The short message for foundations is that if you are going to require new behaviors grantees and other partners, then you should be a role model in demonstrating them.

Tuesday, February 16, 2010

War Failure

[B]y just about any measure, his war was on the verge of failure. The strategy of winning an enduring peace had failed. The strategy of defeating terrorism had failed. The strategy of spreading democracy throughout the Middle East had failed. The strategy of at least bringing democracy to Iraq had failed."

David Finkel, The Good Soldiers

Did the surge turn things around? Much of the failure literature is about war, including the distinction between constructive and non constructive failures put forth by Eliot Cohen and John Gooch in Military Misfortunes: The Anatomy of Failure in War. The failures of war are certainly harder to hide -- although we have witnessed many creative measures taken to disguise failure in plain sight. And, arguably ,the military wants to learn from mistakes, although fighting today's war with the lessons from the past seems to be a common affliction.

I like the constructive/non constructive failure distinction despite its either/or quality that sometimes misrepresents our fuzzier reality.
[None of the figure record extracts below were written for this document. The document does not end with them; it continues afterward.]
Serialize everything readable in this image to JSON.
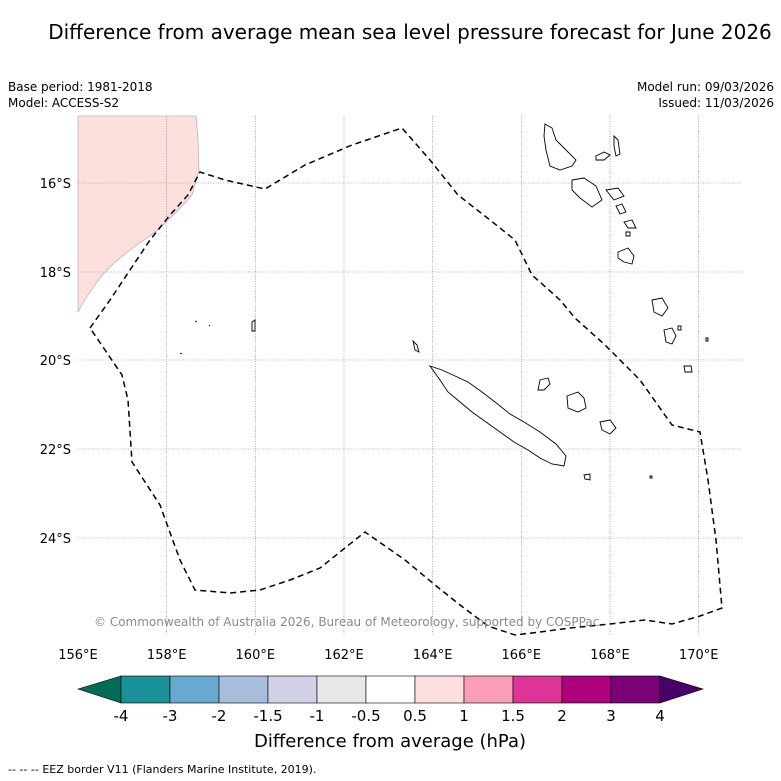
{
  "title": "Difference from average mean sea level pressure forecast for June 2026",
  "metadata": {
    "base_period": "Base period: 1981-2018",
    "model": "Model: ACCESS-S2",
    "model_run": "Model run: 09/03/2026",
    "issued": "Issued: 11/03/2026"
  },
  "map": {
    "lon_range": [
      156,
      171
    ],
    "lat_range": [
      -26.1,
      -14.6
    ],
    "lon_ticks": [
      "156°E",
      "158°E",
      "160°E",
      "162°E",
      "164°E",
      "166°E",
      "168°E",
      "170°E"
    ],
    "lat_ticks": [
      "16°S",
      "18°S",
      "20°S",
      "22°S",
      "24°S"
    ],
    "credit": "© Commonwealth of Australia 2026, Bureau of Meteorology, supported by COSPPac",
    "anomaly_region_category": "0.5 to 1",
    "anomaly_fill_color": "#fde0de",
    "eez_border_color": "#000000",
    "landmasses": [
      "New Caledonia",
      "Loyalty Islands",
      "Vanuatu",
      "Chesterfield Islands"
    ]
  },
  "colorbar": {
    "title": "Difference from average (hPa)",
    "tick_labels": [
      "-4",
      "-3",
      "-2",
      "-1.5",
      "-1",
      "-0.5",
      "0.5",
      "1",
      "1.5",
      "2",
      "3",
      "4"
    ],
    "colors": [
      "#1a9098",
      "#67a9cf",
      "#a6bddb",
      "#d0d1e6",
      "#e8e8e8",
      "#ffffff",
      "#fde0de",
      "#f99eb6",
      "#dd3497",
      "#ae017e",
      "#7a0177"
    ],
    "under_color": "#036c59",
    "over_color": "#49006a"
  },
  "legend": {
    "eez_label": "EEZ border V11 (Flanders Marine Institute, 2019).",
    "eez_symbol": "-- -- --"
  }
}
It also represents a kind of bureaucratic and ethical distancing from the underlying truth that war is a bad thing that seldom wins the peace.

Friday, February 12, 2010

Failure Talk

"But when was the last time you saw failure worked into any assessment rubric or logic model? Maybe, just maybe, we should be holding ourselves accountable for failing as much as for succeeding! Now that would signal intrepid philanthropy..."

Sally Osberg, "Failure Anyone?" Intrepid Philanthropist, December 9, 2009

What would "holding ourselves accountable for failure" look like? Transparency is certainly a first step. But think of when we begin to share our successes, usually at the stage of looking good, showing promise, or pointing in the right direction. The big evaluation is icing on the cake. That approach wouldn't work for many failures in philanthropy, although efforts with a double bottom line are likely to show problems earlier and in more forceful terms. If we are lucky, mid-course corrections are a time, at least for ourselves and partners, to acknowledge what hasn't been working and to make adjustments. For many failures, however, we sometimes need for the dust to clear before we can talk failure. Unfortunately, by that time many of us are on to new things.

Two other problems are becoming clear to me after collecting a number of failure stories. First, the dividing line of success and failure is not always so clear: many initiatives contain both and success and failure evolve over time. Second, the distinction between constructive and non-constructive failure is useful but harder to pin down than you might think. Most cases are hybrids. And non-constructive failure raises basic questions about good design, implementation, management, and investment. Our standards for feasibility, risk-taking, design and management are not as high as they should be.